Having just returned from an 18-day swing through the U.S. that took us to Boston, Denver, South Bend, Anaheim, Simi Valley, Whittier and Detroit, here’s probably the most common question I got along the way from American Catholics vis-à-vis the home office in Rome: “Do those guys over there get it?”

The “it” refers to the clerical sexual abuse crisis, and, more specifically, the gravity and depth of the situation as experienced by American Catholics over the last several months, and thus the perceived need for urgent and dramatic action.

Obviously, it would have been great if my answer could have been, “Yeah, absolutely, of course.” That would have been reassuring to the people we met, and also would have made the lives of the pastors, parish ministers and bishops we encountered infinitely easier.

Alas, recent experience dictates a more complicated response. To grasp why, let’s consider developments in just the last few days.

To begin, last week a Vatican-backed investigation commenced in the Argentine diocese of Oran regarding accusations of both sexual and financial misconduct against its former shepherd, Bishop Gustavo Zanchetta, who’s now the number two official in the Vatican’s Administration of the Patrimony of the Apostolic See, meaning its main financial administration center.

Archbishop Carlos Alberto Sánchez of neighboring Tucumán has been assigned to conduct the probe, which apparently will involve interviewing seminarians who’ve claimed to be victims of abuse by Zanchetta.

While taking such complaints seriously is obviously a welcome move, critics have asked why it’s taken so long given that charges against Zanchetta arose in 2015. In turn, that’s led people to wonder why Pope Francis brought Zanchetta to Rome in the first place in 2017 - and why, for that matter, he invited Zanchetta to take part in the annual Lenten retreat for Vatican personnel just a couple of weeks ago.

Last Saturday, Pope Francis accepted the resignation of Cardinal Riccardo Ezzati of Santiago, Chile, who’s facing charges of having covered up for that country’s most notorious pedophile priest, Fernando Karadima, and who’s also recently been named in a $500,000 lawsuit related to a rape that allegedly took place in a bedroom of the residence at his cathedral in 2015 that Ezzati reportedly tried to keep quiet.

Chile has been devastated by arguably the worst clerical abuse scandal anywhere in the world over the last several years, so Ezzati’s resignation had been keenly anticipated. Though Francis did not name a successor, he appointed an apostolic administrator in the meantime: Capuchin Bishop Celestino Aós Braco, who was formerly a promoter of justice in the diocese of Valparaiso and has faced criticism for dismissing abuse complaints brought by ex-seminarians against five priests, one of whom is now dead and the others are facing investigations.
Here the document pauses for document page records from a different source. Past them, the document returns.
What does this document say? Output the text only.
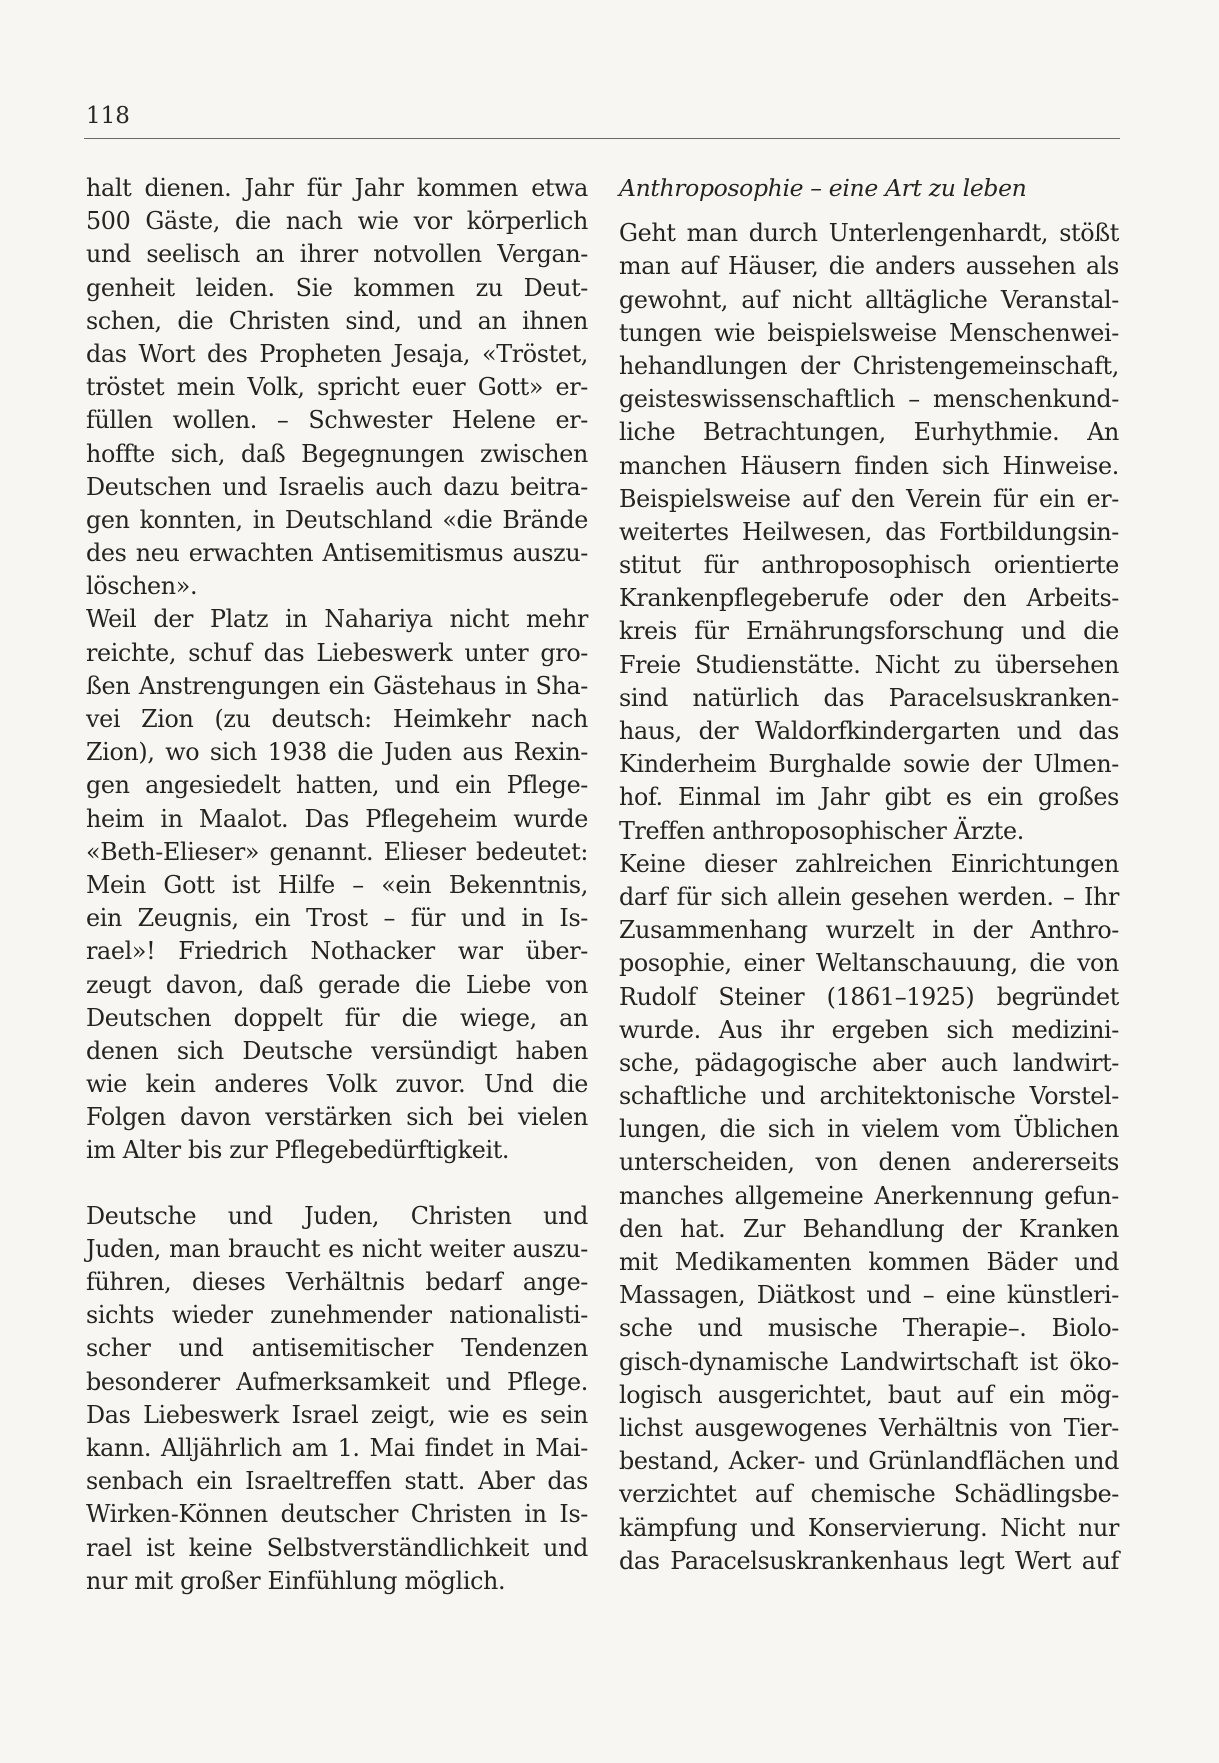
118
halt dienen. Jahr für Jahr kommen etwa
500 Gäste, die nach wie vor körperlich
und seelisch an ihrer notvollen Vergan-
genheit leiden. Sie kommen zu Deut-
schen, die Christen sind, und an ihnen
das Wort des Propheten Jesaja, «Tröstet,
tröstet mein Volk, spricht euer Gott» er-
füllen wollen. – Schwester Helene er-
hoffte sich, daß Begegnungen zwischen
Deutschen und Israelis auch dazu beitra-
gen konnten, in Deutschland «die Brände
des neu erwachten Antisemitismus auszu-
löschen».
Weil der Platz in Nahariya nicht mehr
reichte, schuf das Liebeswerk unter gro-
ßen Anstrengungen ein Gästehaus in Sha-
vei Zion (zu deutsch: Heimkehr nach
Zion), wo sich 1938 die Juden aus Rexin-
gen angesiedelt hatten, und ein Pflege-
heim in Maalot. Das Pflegeheim wurde
«Beth-Elieser» genannt. Elieser bedeutet:
Mein Gott ist Hilfe – «ein Bekenntnis,
ein Zeugnis, ein Trost – für und in Is-
rael»! Friedrich Nothacker war über-
zeugt davon, daß gerade die Liebe von
Deutschen doppelt für die wiege, an
denen sich Deutsche versündigt haben
wie kein anderes Volk zuvor. Und die
Folgen davon verstärken sich bei vielen
im Alter bis zur Pflegebedürftigkeit.
Deutsche und Juden, Christen und
Juden, man braucht es nicht weiter auszu-
führen, dieses Verhältnis bedarf ange-
sichts wieder zunehmender nationalisti-
scher und antisemitischer Tendenzen
besonderer Aufmerksamkeit und Pflege.
Das Liebeswerk Israel zeigt, wie es sein
kann. Alljährlich am 1. Mai findet in Mai-
senbach ein Israeltreffen statt. Aber das
Wirken-Können deutscher Christen in Is-
rael ist keine Selbstverständlichkeit und
nur mit großer Einfühlung möglich.
Anthroposophie – eine Art zu leben
Geht man durch Unterlengenhardt, stößt
man auf Häuser, die anders aussehen als
gewohnt, auf nicht alltägliche Veranstal-
tungen wie beispielsweise Menschenwei-
hehandlungen der Christengemeinschaft,
geisteswissenschaftlich – menschenkund-
liche Betrachtungen, Eurhythmie. An
manchen Häusern finden sich Hinweise.
Beispielsweise auf den Verein für ein er-
weitertes Heilwesen, das Fortbildungsin-
stitut für anthroposophisch orientierte
Krankenpflegeberufe oder den Arbeits-
kreis für Ernährungsforschung und die
Freie Studienstätte. Nicht zu übersehen
sind natürlich das Paracelsuskranken-
haus, der Waldorfkindergarten und das
Kinderheim Burghalde sowie der Ulmen-
hof. Einmal im Jahr gibt es ein großes
Treffen anthroposophischer Ärzte.
Keine dieser zahlreichen Einrichtungen
darf für sich allein gesehen werden. – Ihr
Zusammenhang wurzelt in der Anthro-
posophie, einer Weltanschauung, die von
Rudolf Steiner (1861–1925) begründet
wurde. Aus ihr ergeben sich medizini-
sche, pädagogische aber auch landwirt-
schaftliche und architektonische Vorstel-
lungen, die sich in vielem vom Üblichen
unterscheiden, von denen andererseits
manches allgemeine Anerkennung gefun-
den hat. Zur Behandlung der Kranken
mit Medikamenten kommen Bäder und
Massagen, Diätkost und – eine künstleri-
sche und musische Therapie–. Biolo-
gisch-dynamische Landwirtschaft ist öko-
logisch ausgerichtet, baut auf ein mög-
lichst ausgewogenes Verhältnis von Tier-
bestand, Acker- und Grünlandflächen und
verzichtet auf chemische Schädlingsbe-
kämpfung und Konservierung. Nicht nur
das Paracelsuskrankenhaus legt Wert auf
In all fairness, some abuse survivors in Chile have been willing to give Aós the benefit of the doubt for his role in Valparaiso, noting that as a simple priest at the time it wasn’t his role to set policy. That was the function of now-resigned Bishop Gonzalo Duarte, who’s been accused of covering up abuse cases.

That brings us to new anti-abuse guidelines issued by Pope Francis on Friday for the Vatican City State and the Vatican’s foreign missions abroad, such as the papal embassy in Washington, D.C., and the other capitals of the world.

(As a technical matter, the Vatican released three new documents in the roll-out Friday - the guidelines themselves, said to reflect “best practices” in anti-abuse efforts; a new law for the Vatican City State; and a motu proprioapplying the same norms to the Roman Curia, meaning the governing bureaucracy of the Church in Rome.)

Among other things, the rules require officials to report accusations of the sexual abuse of a minor immediately to prosecutors - in this case, since the focus is on crimes committed on Vatican territory, the report would be to Vatican prosecutors.

The real question about Friday’s announcement is why it took so long to get there, given that the Vatican ordered bishops’ conferences around the world to draft these sorts of guidelines in 2011. Since that moment it’s been irritating to many people that the Vatican was insisting local churches move swiftly to draft and implement policies it hadn’t imposed on itself, and why it took eight years to plug that hole is something of a mystery.

In principle, each of these three developments could be spun as a good news story.

On Zanchetta, Francis has authorized an investigation of a friend and a bishop from his home country; in Chile, the premier public symbol of the country’s crisis has been removed, creating the possibility of a new departure; and as far as the Vatican goes, it’s now bound by the same state-of-the-art protocols adopted by the Church in parts of the world such as the U.S. and Western Europe.

The difficulty with such an optimistic spin, however, is that each of these three developments is ambivalent.

With Zanchetta, the key question is how much Francis knew when he brought him to Rome two years ago, followed closely by why he hasn’t been suspended now pending investigation. In Santiago, it’s legitimate to wonder about the sensitivity of picking an interim leader for such a traumatized place with his own troubled history. On the guidelines, well, nobody’s yet explained why in the world it took this long.

In other words, Francis can occasionally make it challenging to sell people on the idea that the Vatican really “gets it” - and his window to close that sale may not remain open much longer.